Considering parting with your piano? It won’t be easy.
The piano, once the pride of many American living rooms, seems out of tune with a growing number of households. If you need to get it out of your house, often you can't sell it or even give it away.
Taking a shortcut through an alley on Capitol Hill in Washington, Amy Moore was both amused and crestfallen to come across an old upright piano pushed up against a brick wall with the sign “Free Piano.”
“I know it’s super-duper expensive to move a piano,” says Moore, executive director of the Capitol Hill Arts Workshop. “What immediately went through my mind were visual images of how this piano might have been used. Maybe a family once sat around it or a kid took lessons on it?
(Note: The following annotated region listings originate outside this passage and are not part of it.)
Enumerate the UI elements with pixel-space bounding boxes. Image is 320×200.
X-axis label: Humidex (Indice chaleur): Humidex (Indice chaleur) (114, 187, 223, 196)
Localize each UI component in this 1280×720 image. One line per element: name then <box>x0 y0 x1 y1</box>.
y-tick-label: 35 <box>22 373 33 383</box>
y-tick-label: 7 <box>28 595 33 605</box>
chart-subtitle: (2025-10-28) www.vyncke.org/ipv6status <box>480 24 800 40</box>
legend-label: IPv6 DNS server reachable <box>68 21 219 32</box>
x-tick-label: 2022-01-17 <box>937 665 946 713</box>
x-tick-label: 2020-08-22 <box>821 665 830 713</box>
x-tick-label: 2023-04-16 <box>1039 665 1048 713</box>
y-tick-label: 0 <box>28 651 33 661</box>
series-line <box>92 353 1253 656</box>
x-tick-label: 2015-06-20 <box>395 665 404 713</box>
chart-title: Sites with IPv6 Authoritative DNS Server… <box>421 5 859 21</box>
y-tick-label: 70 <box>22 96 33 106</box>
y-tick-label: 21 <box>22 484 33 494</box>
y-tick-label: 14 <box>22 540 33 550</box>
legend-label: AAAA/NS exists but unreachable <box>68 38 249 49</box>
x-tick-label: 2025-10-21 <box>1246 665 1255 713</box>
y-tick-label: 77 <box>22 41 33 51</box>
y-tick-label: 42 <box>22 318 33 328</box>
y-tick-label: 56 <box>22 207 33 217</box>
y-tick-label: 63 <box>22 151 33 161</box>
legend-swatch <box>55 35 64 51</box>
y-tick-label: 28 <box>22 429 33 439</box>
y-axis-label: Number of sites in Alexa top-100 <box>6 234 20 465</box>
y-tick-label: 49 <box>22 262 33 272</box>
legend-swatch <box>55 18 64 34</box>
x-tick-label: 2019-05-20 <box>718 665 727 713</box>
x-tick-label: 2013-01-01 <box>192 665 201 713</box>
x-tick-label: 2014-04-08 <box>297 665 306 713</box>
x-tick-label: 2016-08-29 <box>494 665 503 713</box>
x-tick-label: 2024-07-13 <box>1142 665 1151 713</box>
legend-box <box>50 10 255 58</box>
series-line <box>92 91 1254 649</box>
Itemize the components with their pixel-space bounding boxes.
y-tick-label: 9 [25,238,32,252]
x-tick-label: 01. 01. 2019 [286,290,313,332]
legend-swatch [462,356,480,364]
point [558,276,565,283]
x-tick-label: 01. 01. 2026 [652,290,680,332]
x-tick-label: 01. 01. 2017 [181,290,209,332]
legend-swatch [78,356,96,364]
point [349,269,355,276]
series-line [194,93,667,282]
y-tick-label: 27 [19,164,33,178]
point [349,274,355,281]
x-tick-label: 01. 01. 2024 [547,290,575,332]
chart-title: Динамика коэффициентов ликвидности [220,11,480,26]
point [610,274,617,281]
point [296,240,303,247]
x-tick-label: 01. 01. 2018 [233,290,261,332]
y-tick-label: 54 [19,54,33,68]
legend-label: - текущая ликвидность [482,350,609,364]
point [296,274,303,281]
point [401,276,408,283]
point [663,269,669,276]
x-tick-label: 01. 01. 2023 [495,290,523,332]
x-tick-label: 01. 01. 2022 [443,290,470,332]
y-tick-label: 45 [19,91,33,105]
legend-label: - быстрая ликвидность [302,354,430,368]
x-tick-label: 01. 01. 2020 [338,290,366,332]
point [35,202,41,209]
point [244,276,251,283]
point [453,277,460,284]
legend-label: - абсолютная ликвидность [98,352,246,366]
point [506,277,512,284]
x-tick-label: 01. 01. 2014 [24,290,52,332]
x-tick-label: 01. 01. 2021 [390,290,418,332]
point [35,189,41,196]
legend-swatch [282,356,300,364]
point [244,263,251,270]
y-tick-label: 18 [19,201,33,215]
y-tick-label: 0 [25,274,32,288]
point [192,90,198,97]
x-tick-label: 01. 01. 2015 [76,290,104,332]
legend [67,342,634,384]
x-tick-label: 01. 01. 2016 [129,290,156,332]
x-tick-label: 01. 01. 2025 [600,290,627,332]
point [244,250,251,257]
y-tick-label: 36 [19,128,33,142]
Why was it discarded? Pianos bring people together; they are part of celebrations. It kind of made me sad to see it out there in the alley.”
The piano, once the pride of many American living rooms, seems out of tune with a growing number of households. People who own old uprights, especially the oak and walnut ones, often have the same problem as those with homes full of traditional brown furniture: When you need to get it out of your house, you can't sell it or even give it away.
Although this will make music lovers cringe, the reality is that some pianos have become disposable. There are lots of them around, some not in great shape. Although memories of an instrument may spark joy, sometimes circumstances dictate that a piano be let go. Downsizing boomers often don't have room for them; millennials can't (or won't) squeeze them into urban quarters; teens often learn to play on electric keyboards.
"They often just won't fit," says Libby Kinkead, one of the owners of Potomac Concierge, which offers downsizing and moving services. Sometimes "people have to choose between their couch and their piano."
Their sheer weight — 500 to 1,200 pounds — makes them difficult and costly to move: Fees can start at $200 for uprights and $300 for baby grands, plus extra for stairs and distance. Then there are tuning costs. But anyone looking for a piano is in luck: Plenty are available free if you pay for the move. The downside: Many more old pianos end up in landfills, some after being chopped up so they’ll fit in a truck.
It can be painful to see a precious family instrument relegated to a dump when all other efforts to find it a new home have failed. Mark Rubin, who owns 12 franchises of 1-800-GOT-JUNK, says his employees have seen customers in tears as their pianos are hauled away. “Pianos are something very hard to get rid of. They hold a lot of memories.”
A century ago, pianos were a must in a fashionable home, but New York design historian Emily Eerdmans says they are no longer status symbols.
“Pianos started in the place of honor in the living room, and gradually they moved to the family room,” she says. “Today people don’t gather around a piano, they gather around a screen.”
Fewer people are buying pianos. In 2018, 30,516 new pianos were shipped to retailers in the United States, down 3.2 percent from 2017, according to Industry Census of Music Trades, a magazine that covers music products. The postwar peak for the piano industry was 1978, when 282,000 units were shipped, according to Brian Majeski, editor of Music Trades.
“A piano was part musical instrument and part aspirational item. You can trace this back to Jane Austen novels,” Majeski says. “Now it’s just a musical instrument. The people who buy it are the people who play, and this is a smaller set of the population.”
There are various ways to de-accession a piano. None is easy. Many an owner has envisioned a loving second home for their prized instrument — or at least a hefty sales price. Most will find neither.
Ebonized pianos by Steinway, Yamaha and Kawai are models that sell best at Weschler’s Auctioneers and Appraisers in suburban Rockville, Md., says vice president Mark Weschler. He often advises clients clearing out estates that old dark wood pianos are not worth auctioning and are best donated. If in bad condition, a removal service is suggested.
Many churches, schools and senior centers already have as many as they need. At Levine Music, a center for music instruction and education with 300 Steinway pianos on five local campuses, a piano might be accepted for donation if it’s in good condition and passes an assessment by a Levine piano technician. Steinways will be put to use in teaching studios; other uprights or spinets might go to the school’s piano loaner program, according to Stan Spracker, Levine’s president.
Some pianos don’t come and go so easily. Margo Prator reluctantly scheduled a pickup last month with 1-800-GOT-JUNK to remove the cherry upright her parents bought in the 1950s. But she canceled. “I just wasn’t ready,” she says. She had offered it to a school, posted it on an internet mailing list, and tried to get her brother to put it in his beach house.
"It makes me sad they will take it to the dump," Prator says, "not only because it's a piece of history, but it's a musical instrument."